Do mesmo modo, o nosso trecho evangélico não deve ser entendido no sentido de que Deus impede a revelação aos sábios e aos intelectuais deste mundo; por meio de Jesus, Deus se dirige a eles, mas eles não acolhem a sua palavra e, ao fazer isso, endurecem ouvidos e coração. Eis como ocorre o escondimento das coisas de Deus.
Não somos, talvez, também nós testemunhas dessas realidades? Justamente aqueles que são sábios, que mundanamente adquiriram sabedoria, justamente aqueles que são exercitados intelectualmente e alcançaram uma alta qualidade de conhecimento mundano da realidade não são capazes de se abrir à boa notícia do Evangelho e de acolhê-la.
O apóstolo Paulo viu e experimentou esse mesmo insucesso do Evangelho, quando pregou diante dos sábios e dos intelectuais deste mundo, como ele testemunha na Primeira Carta aos Coríntios: “A linguagem da cruz é loucura para aqueles que se perdem. Mas, para aqueles que se salvam, para nós, é poder de Deus. (…) Onde está o sábio? Onde está o homem culto? Onde está o argumentador deste mundo?” (1Cor 1,18.20).
O resultado da pregação do Evangelho é uma loucura! Aderem a ele os pobres, os últimos, as vítimas e os descartados da sociedade, aqueles que não importam, enquanto rejeitam esse dom os sábios, os intelectuais, os nobres, as elites e aqueles que importam, “os árchontes deste mundo” (1Cor 2,8).
“Sim, Pai, assim quiseste na tua bondade.” Aquele que olha para a humildade de seus servos, que perscruta e discerne quem é pequeno, que conhece o coração daqueles que, em sua pobreza, esperam somente no Senhor quis que o véu que esconde muitas coisas referentes ao Salvador e à salvação fosse levantado (re-velação) para os pequenos.
Olhando para essas pessoas, Jesus as tinha chamado de bem-aventuradas (cf. Mt 5,1-12), sempre as havia encontrado e acolhido, sempre havia potencializado a confiança e a liberdade delas, e essa era sua experiência: estes pequenos acreditaram, minoria bendita em meio a tantos indiferentes e a outros hostis a Jesus e a seu Evangelho. É paradoxal, mas é assim que ocorre quando o Evangelho é anunciado e chega aos homens e às mulheres!

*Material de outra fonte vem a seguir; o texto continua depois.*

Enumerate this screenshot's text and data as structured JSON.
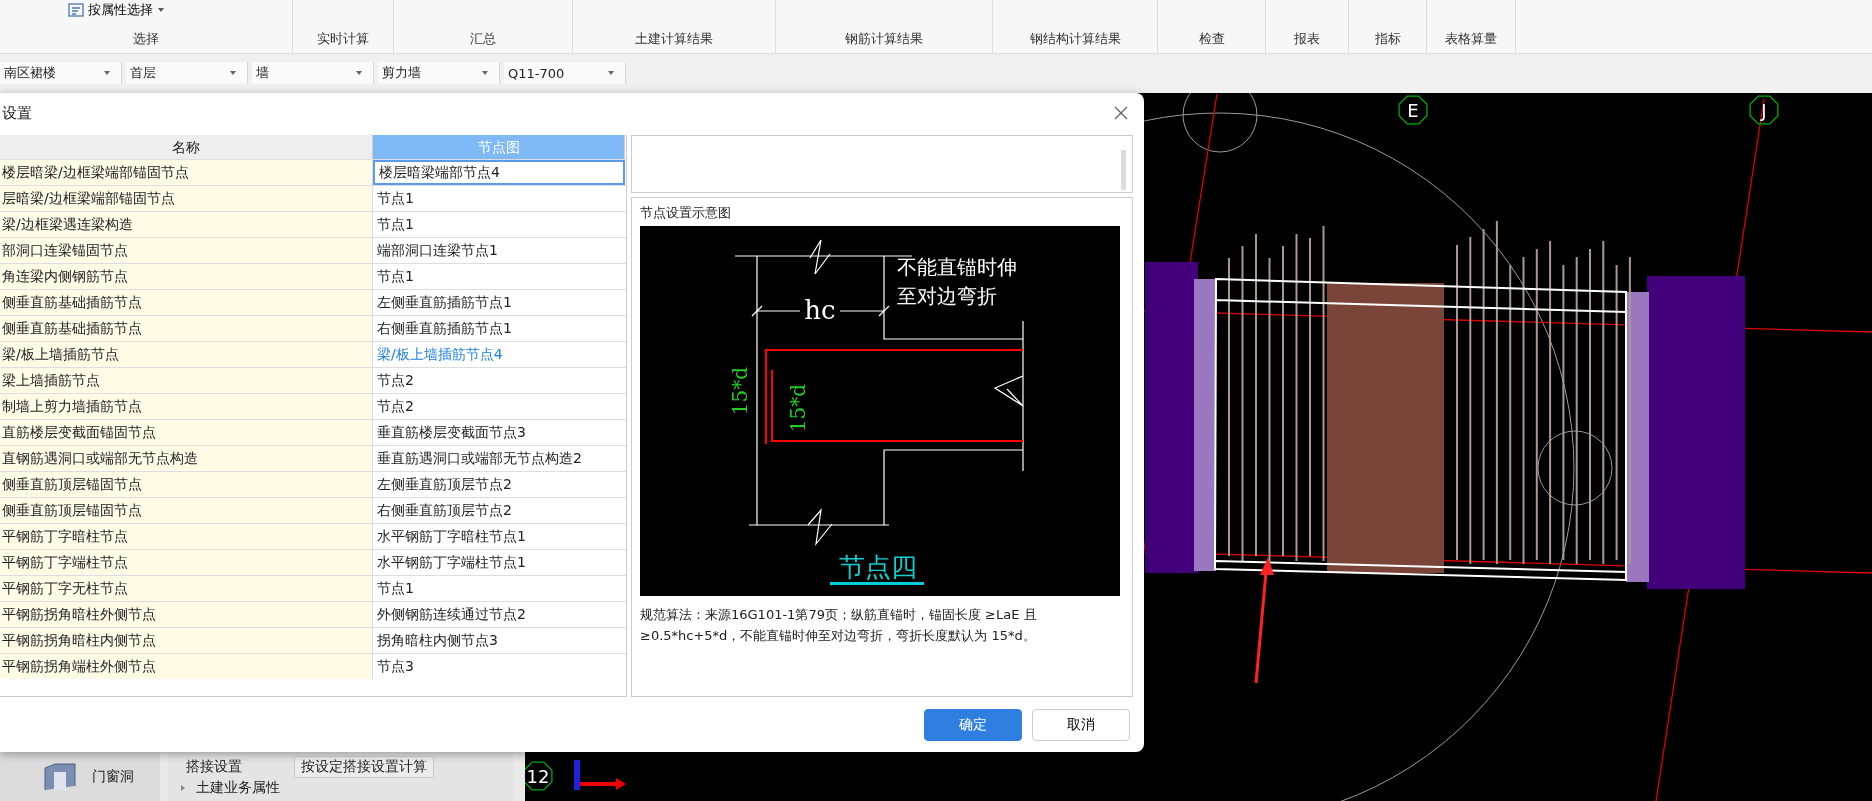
{
  "ribbon": {
    "tool": "按属性选择",
    "groups": [
      {
        "label": "选择"
      },
      {
        "label": "实时计算"
      },
      {
        "label": "汇总"
      },
      {
        "label": "土建计算结果"
      },
      {
        "label": "钢筋计算结果"
      },
      {
        "label": "钢结构计算结果"
      },
      {
        "label": "检查"
      },
      {
        "label": "报表"
      },
      {
        "label": "指标"
      },
      {
        "label": "表格算量"
      }
    ]
  },
  "toolbar": {
    "dropdowns": [
      "南区裙楼",
      "首层",
      "墙",
      "剪力墙",
      "Q11-700"
    ]
  },
  "dialog": {
    "title": "设置",
    "columns": [
      "名称",
      "节点图"
    ],
    "rows": [
      {
        "name": "楼层暗梁/边框梁端部锚固节点",
        "node": "楼层暗梁端部节点4",
        "selected": true,
        "modified": false
      },
      {
        "name": "层暗梁/边框梁端部锚固节点",
        "node": "节点1",
        "selected": false,
        "modified": false
      },
      {
        "name": "梁/边框梁遇连梁构造",
        "node": "节点1",
        "selected": false,
        "modified": false
      },
      {
        "name": "部洞口连梁锚固节点",
        "node": "端部洞口连梁节点1",
        "selected": false,
        "modified": false
      },
      {
        "name": "角连梁内侧钢筋节点",
        "node": "节点1",
        "selected": false,
        "modified": false
      },
      {
        "name": "侧垂直筋基础插筋节点",
        "node": "左侧垂直筋插筋节点1",
        "selected": false,
        "modified": false
      },
      {
        "name": "侧垂直筋基础插筋节点",
        "node": "右侧垂直筋插筋节点1",
        "selected": false,
        "modified": false
      },
      {
        "name": "梁/板上墙插筋节点",
        "node": "梁/板上墙插筋节点4",
        "selected": false,
        "modified": true
      },
      {
        "name": "梁上墙插筋节点",
        "node": "节点2",
        "selected": false,
        "modified": false
      },
      {
        "name": "制墙上剪力墙插筋节点",
        "node": "节点2",
        "selected": false,
        "modified": false
      },
      {
        "name": "直筋楼层变截面锚固节点",
        "node": "垂直筋楼层变截面节点3",
        "selected": false,
        "modified": false
      },
      {
        "name": "直钢筋遇洞口或端部无节点构造",
        "node": "垂直筋遇洞口或端部无节点构造2",
        "selected": false,
        "modified": false
      },
      {
        "name": "侧垂直筋顶层锚固节点",
        "node": "左侧垂直筋顶层节点2",
        "selected": false,
        "modified": false
      },
      {
        "name": "侧垂直筋顶层锚固节点",
        "node": "右侧垂直筋顶层节点2",
        "selected": false,
        "modified": false
      },
      {
        "name": "平钢筋丁字暗柱节点",
        "node": "水平钢筋丁字暗柱节点1",
        "selected": false,
        "modified": false
      },
      {
        "name": "平钢筋丁字端柱节点",
        "node": "水平钢筋丁字端柱节点1",
        "selected": false,
        "modified": false
      },
      {
        "name": "平钢筋丁字无柱节点",
        "node": "节点1",
        "selected": false,
        "modified": false
      },
      {
        "name": "平钢筋拐角暗柱外侧节点",
        "node": "外侧钢筋连续通过节点2",
        "selected": false,
        "modified": false
      },
      {
        "name": "平钢筋拐角暗柱内侧节点",
        "node": "拐角暗柱内侧节点3",
        "selected": false,
        "modified": false
      },
      {
        "name": "平钢筋拐角端柱外侧节点",
        "node": "节点3",
        "selected": false,
        "modified": false
      }
    ],
    "preview": {
      "title": "节点设置示意图",
      "diagram": {
        "note_lines": [
          "不能直锚时伸",
          "至对边弯折"
        ],
        "dimension": "hc",
        "bend_labels": [
          "15*d",
          "15*d"
        ],
        "caption": "节点四"
      },
      "description": "规范算法：来源16G101-1第79页；纵筋直锚时，锚固长度 ≥LaE 且 ≥0.5*hc+5*d，不能直锚时伸至对边弯折，弯折长度默认为 15*d。"
    },
    "buttons": [
      {
        "label": "确定",
        "kind": "primary"
      },
      {
        "label": "取消",
        "kind": "secondary"
      }
    ]
  },
  "side_panel": {
    "category": "门窗洞"
  },
  "properties": {
    "rows": [
      {
        "name": "搭接设置",
        "value": "按设定搭接设置计算"
      }
    ],
    "section": "土建业务属性"
  },
  "canvas": {
    "axis_labels": [
      "E",
      "J",
      "12"
    ]
  }
}
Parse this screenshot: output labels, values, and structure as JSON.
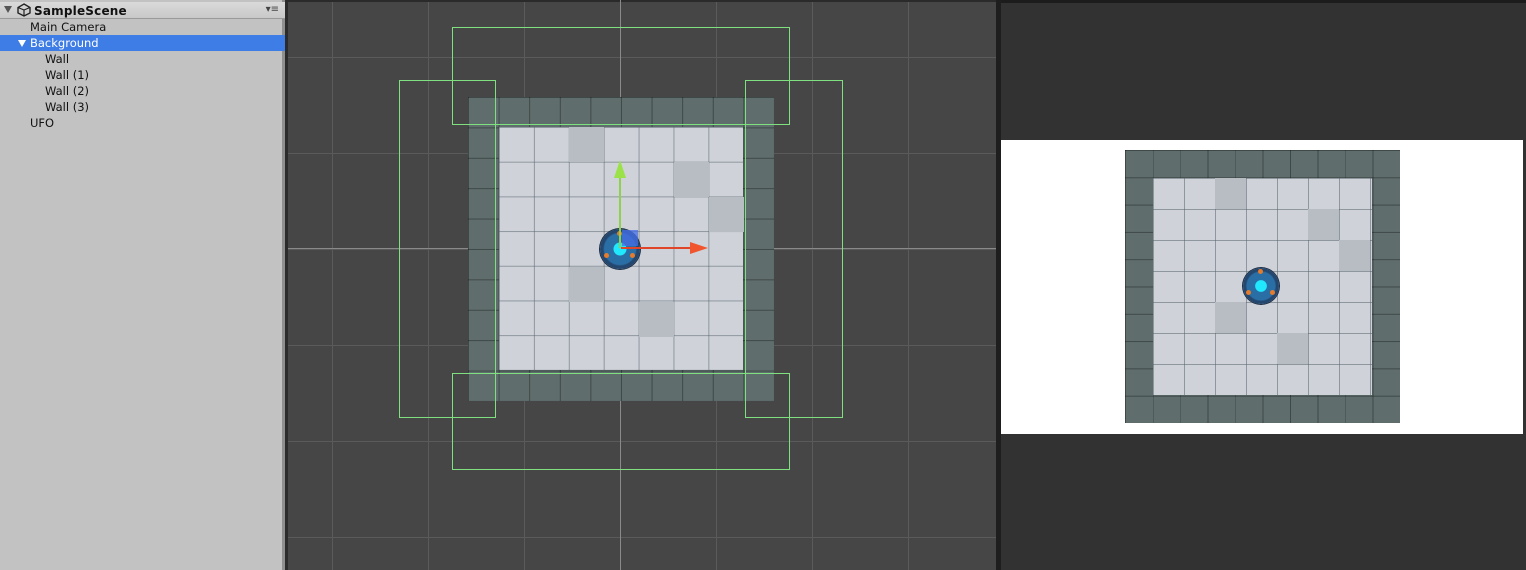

Mas o que são “estas coisas” que Deus escondeu aos sábios e revelou aos pequenos? Essencialmente, a revelação de que Jesus é aquele que conta e narra Deus (cf. Jo 1,18); e, ao mesmo tempo, a revelação por parte do Pai de Jesus, o Filho, ao fiel. Sobre tal verdade, Jesus voltará novamente no Evangelho segundo Mateus: “A vós foi dado conhecer os mistérios do Reino do Céu, a vós, pequenos, pobres e humildes, a vós, discípulos” (Mt 13,11). A missão de Jesus e, consequentemente, a do discípulo, do enviado, só pode ocorrer assim: no fracasso e no sucesso, descobrem-se as intenções mais profundas com as quais Deus confia uma missão ao próprio discípulo.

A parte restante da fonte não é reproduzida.